Relevance of the recent Meeting
- Overlooked differences: Joint statement did not mention the Russia Ukraine war despite the difference in stance of the member countries.
- Reassurance of US to Eastern Partners: Participation of US President highlights that despite US’s focus on War in Europe, it is not losing focus on Asia and the Indo-Pacific.
- Indirectly calling out Chinese overtures: Although China’s name did not appear in the Joint statement, the member countries in an indirect reference resolved to oppose coercive and unilateral measures that “seek to change the status quo and increase tensions in the area, dangerous use of coast guard vessels and maritime militia, and efforts to disrupt other countries’ offshore resource exploitation activities.”
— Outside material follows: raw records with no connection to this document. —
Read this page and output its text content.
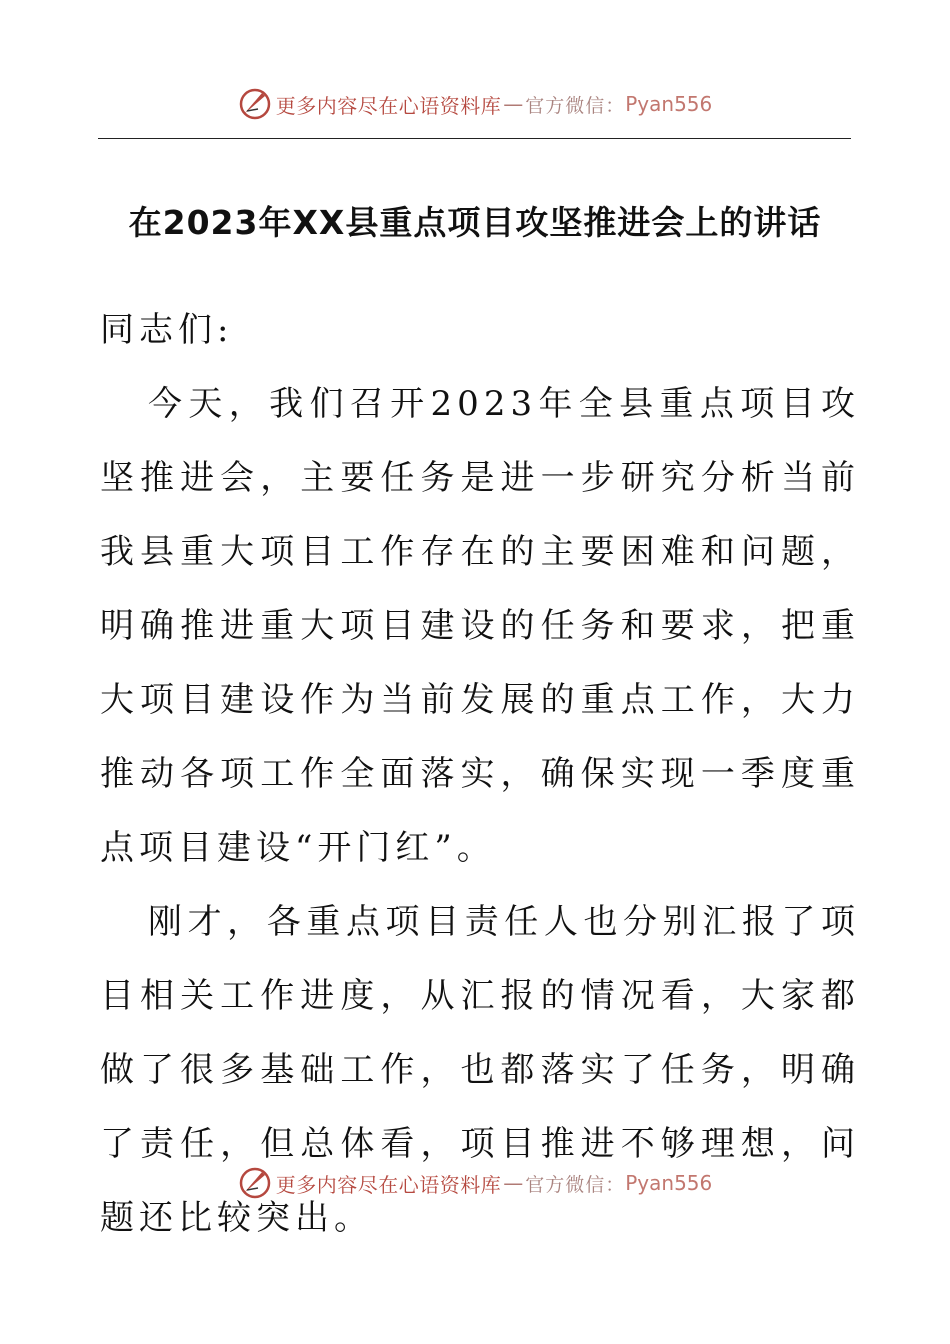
更多内容尽在心语资料库 — 官方微信： Pyan556
在2023年XX县重点项目攻坚推进会上的讲话

同志们:

今天，我们召开2023年全县重点项目攻坚推进会，主要任务是进一步研究分析当前我县重大项目工作存在的主要困难和问题，明确推进重大项目建设的任务和要求，把重大项目建设作为当前发展的重点工作，大力推动各项工作全面落实，确保实现一季度重点项目建设“开门红”。

刚才，各重点项目责任人也分别汇报了项目相关工作进度，从汇报的情况看，大家都做了很多基础工作，也都落实了任务，明确了责任，但总体看，项目推进不够理想，问题还比较突出。

更多内容尽在心语资料库 — 官方微信： Pyan556
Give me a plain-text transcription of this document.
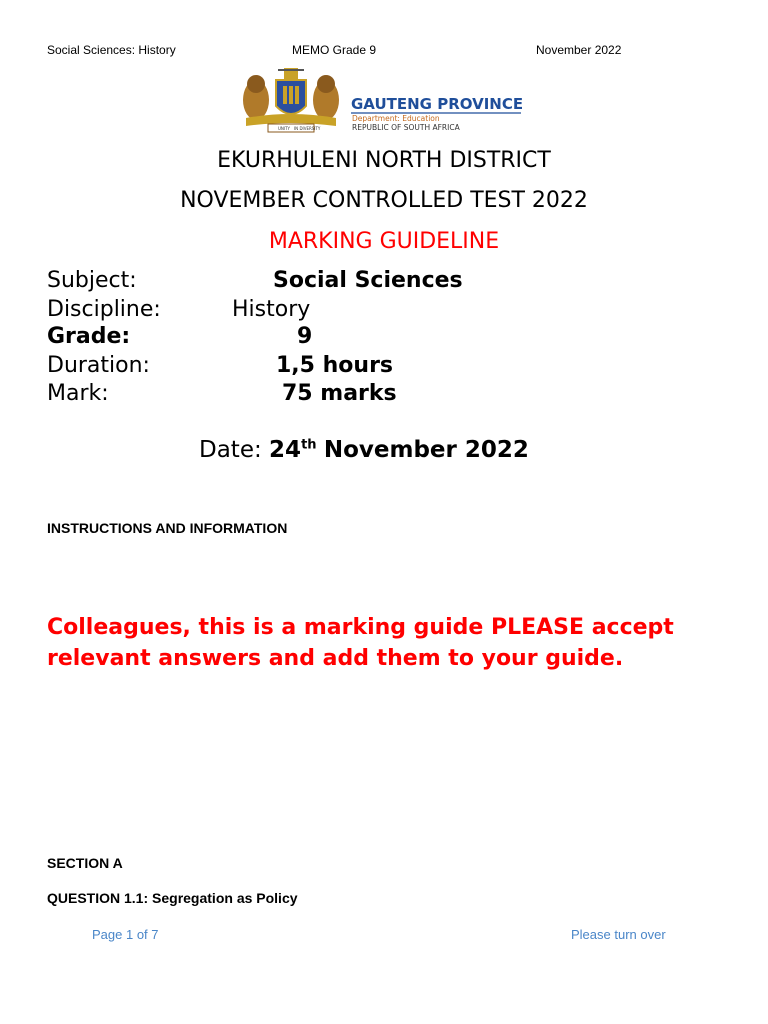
Social Sciences: History	MEMO Grade 9	November 2022
UNITY IN DIVERSITY
GAUTENG PROVINCE
Department: Education
REPUBLIC OF SOUTH AFRICA
EKURHULENI NORTH DISTRICT
NOVEMBER CONTROLLED TEST 2022
MARKING GUIDELINE
Subject:	Social Sciences
Discipline:	History
Grade:	9
Duration:	1,5 hours
Mark:	75 marks
Date: 24th November 2022
INSTRUCTIONS AND INFORMATION
Colleagues, this is a marking guide PLEASE accept relevant answers and add them to your guide.
SECTION A
QUESTION 1.1: Segregation as Policy
Page 1 of 7	Please turn over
- Indo – Pacific Economic Framework: Highlights the economic strategy of the US towards the Indo-Pacific. Strategically, it is significant because 7 of 10 ASEAN countries and 11 out of 15 of the countries that form Regional Comprehensive Economic Partnership (RCEP) took part in the launch.
Broad Areas of Agreement
- Strategic: Strategically, it is seen as a non-defence non-military arrangement. US has created a parallel AUKUS as a military partnership involving UK and Australia. Further the MALABAR exercises have the same membership as Quad, but it does not take place under the Quad.
- Agreed upon an Indo-Pacific Partnership for Maritime Domain Awareness (IPMDA) which will collate satellite imagery from Centers in India, Singapore, Vanuatu and Solomon Islands to offer near-real-time, integrated, and cost-effective maritime mapping- and track dark shipping, piracy and provide disaster relief in Indian Ocean, Southeast Asia and Pacific Ocean.
- Agreed to form a Quad Cybersecurity Partnership and to coordinate more closely on Space observation programs and share information gathered.
- Infrastructure: Quad countries announced they will seek to extend more than $50 billion of infrastructure assistance and investment in the Indo-Pacific, over the next five years.
- COVID and Health: Agreed to continue to donate vaccines, where about a fifth of what had been promised, 265 million of 1.2 billion, vaccines doses have been distributed thus far.
- Critical Technologies
- MoU on 5G Supplier Diversification.
- Common Statement of Principles on Critical Technology Supply Chains for semiconductor supplies
- Cooperation on Open RAN (Radio Access Networks)
Limitation of Quad
- Infrastructure funding to the tune of $50 billion over a period of five years, is very less compared to $54 bn funded by US to Ukraine in past three months.
- IPEF is being touted as a challenge to the CPTPP and RCEP is not in the nature of trade deal but just a framework, whose finer details are yet to be finalized.
- No Quad level military to military arrangements yet the rhetoric is increasingly one of countering China in South China Sea.
- Most Ocean data sharing, Space and Cyberwarfare cooperation are coordination arrangements- and do not actually fund or build new initiatives yet.
- US funding of a facility that has not yet produced any vaccines for Quad, and Johnson and Johnson, that has been named in Quad joint statement has not received an indemnity waiver in India, and its US authorisation has been limited.
- India has difference with other members on the issue of Russian aggression.
- On the issue of China, all members have stayed away from directly naming China in the Joint statement.
- On Taiwan, while all other Quad members appealed for Taiwan to be included as an observer at World Health Assembly, India did not.
- Parallel arrangements like AUKUS and ‘Partners in the Blue Pacific’ (US and its allies — Australia, New Zealand, Japan and the United Kingdom) will have impact on Quad’s primacy in the Indo-Pacific.